Welp, it's almost the Super Bowl, so what else does a sporty feminist blogger do but write about the commercials?
But seriously, I actually enjoy watching football. It can be difficult for my feminist brain to do so at times, but I also think that knowing the game does give me a little better standing to be able to critique its problematic aspects in an informed manner.
So, as I think about the commercials I've seen about the Super Bowl, I
once again ponder how very rare it is for commercials to display women
being authentic fans of the game.

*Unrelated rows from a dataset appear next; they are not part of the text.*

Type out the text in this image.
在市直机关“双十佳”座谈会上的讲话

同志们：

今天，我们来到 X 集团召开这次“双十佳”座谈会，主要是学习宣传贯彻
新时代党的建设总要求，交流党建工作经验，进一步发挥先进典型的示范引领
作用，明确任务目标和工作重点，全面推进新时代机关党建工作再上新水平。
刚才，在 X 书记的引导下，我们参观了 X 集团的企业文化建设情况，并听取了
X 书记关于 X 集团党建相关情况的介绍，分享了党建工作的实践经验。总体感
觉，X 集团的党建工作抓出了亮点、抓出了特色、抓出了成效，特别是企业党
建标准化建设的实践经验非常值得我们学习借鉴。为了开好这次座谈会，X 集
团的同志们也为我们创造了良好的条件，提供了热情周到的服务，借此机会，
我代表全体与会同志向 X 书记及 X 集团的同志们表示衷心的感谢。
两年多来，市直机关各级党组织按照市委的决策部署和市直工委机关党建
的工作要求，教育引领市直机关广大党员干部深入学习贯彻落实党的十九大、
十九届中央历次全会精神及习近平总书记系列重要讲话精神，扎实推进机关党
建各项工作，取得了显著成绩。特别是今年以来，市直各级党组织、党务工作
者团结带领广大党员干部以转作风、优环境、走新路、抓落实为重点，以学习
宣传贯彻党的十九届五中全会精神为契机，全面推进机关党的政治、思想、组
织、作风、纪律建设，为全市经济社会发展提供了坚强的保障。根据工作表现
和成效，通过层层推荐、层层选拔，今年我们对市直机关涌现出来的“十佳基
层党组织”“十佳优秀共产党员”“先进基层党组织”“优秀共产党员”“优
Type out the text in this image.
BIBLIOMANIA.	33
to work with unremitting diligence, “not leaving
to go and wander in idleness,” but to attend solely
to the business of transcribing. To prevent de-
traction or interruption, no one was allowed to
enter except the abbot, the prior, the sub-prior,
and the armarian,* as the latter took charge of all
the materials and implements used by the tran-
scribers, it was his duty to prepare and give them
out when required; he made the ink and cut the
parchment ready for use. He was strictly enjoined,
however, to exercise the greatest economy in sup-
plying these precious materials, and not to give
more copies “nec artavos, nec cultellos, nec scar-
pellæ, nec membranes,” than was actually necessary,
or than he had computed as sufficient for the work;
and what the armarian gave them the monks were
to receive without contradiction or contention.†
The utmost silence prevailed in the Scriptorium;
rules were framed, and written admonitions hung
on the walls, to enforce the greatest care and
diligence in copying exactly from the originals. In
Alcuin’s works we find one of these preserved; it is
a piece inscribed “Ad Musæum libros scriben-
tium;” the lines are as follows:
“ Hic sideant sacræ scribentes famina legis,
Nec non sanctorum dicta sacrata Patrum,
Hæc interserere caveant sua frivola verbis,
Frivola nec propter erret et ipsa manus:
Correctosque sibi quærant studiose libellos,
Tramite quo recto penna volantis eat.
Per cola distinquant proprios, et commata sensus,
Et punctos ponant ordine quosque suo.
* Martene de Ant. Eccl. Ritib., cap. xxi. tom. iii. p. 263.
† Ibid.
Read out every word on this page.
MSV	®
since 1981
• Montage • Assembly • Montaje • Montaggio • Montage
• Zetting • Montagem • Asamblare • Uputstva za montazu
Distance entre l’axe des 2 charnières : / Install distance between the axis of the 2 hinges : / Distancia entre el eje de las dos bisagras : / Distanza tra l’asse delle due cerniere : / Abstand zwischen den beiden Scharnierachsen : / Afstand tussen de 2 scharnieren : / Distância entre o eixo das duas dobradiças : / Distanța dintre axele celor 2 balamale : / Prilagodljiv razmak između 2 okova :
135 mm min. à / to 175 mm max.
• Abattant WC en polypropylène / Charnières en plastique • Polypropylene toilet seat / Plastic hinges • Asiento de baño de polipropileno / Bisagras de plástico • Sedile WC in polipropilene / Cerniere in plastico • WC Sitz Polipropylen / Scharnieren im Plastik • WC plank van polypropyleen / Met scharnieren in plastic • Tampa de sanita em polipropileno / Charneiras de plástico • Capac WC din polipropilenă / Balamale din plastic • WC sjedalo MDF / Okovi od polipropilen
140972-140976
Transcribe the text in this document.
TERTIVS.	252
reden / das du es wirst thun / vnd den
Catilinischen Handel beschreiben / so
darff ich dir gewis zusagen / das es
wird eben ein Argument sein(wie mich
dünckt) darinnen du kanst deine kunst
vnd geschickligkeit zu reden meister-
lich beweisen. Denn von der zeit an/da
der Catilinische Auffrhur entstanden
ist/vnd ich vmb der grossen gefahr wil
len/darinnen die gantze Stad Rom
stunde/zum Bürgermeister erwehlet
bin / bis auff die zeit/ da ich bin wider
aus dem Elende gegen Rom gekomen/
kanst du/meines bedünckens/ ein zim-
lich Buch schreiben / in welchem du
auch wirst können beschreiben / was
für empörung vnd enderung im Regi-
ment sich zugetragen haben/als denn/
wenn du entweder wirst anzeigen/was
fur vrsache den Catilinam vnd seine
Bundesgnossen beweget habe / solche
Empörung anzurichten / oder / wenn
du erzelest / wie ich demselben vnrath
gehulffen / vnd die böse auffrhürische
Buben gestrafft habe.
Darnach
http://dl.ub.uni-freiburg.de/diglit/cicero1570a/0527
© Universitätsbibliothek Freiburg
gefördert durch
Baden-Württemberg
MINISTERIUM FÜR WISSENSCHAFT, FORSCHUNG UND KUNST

What I'm about to say is no Startling Revelation, but
women are usually portrayed in Super Bowl commercials as babes for the hetero male gaze or as mommy-wives who spoil the men's
football-watching fun.
Indeed, a recent Gallup poll estimate that 53% of American women are fans of professional football.
In the real world on any given Sunday in the Fall, sports bars and stadiums are packed with men and women wearing jerseys and rooting for their favorite teams. I find it difficult to believe that savvy marketers are not aware that, statistically speaking, most women are football fans.
Misogynists love to quip how "women ruin everything," which they deem especially true with respect to sports.
I reckon that marketers know, on some level, that depicting women as authentic jersey-wearing football fans like how men are authentic jersey-wearing football fans will, by power of feminine contamination, rob the state of being an Authentic Football Fan of its manly, superior status.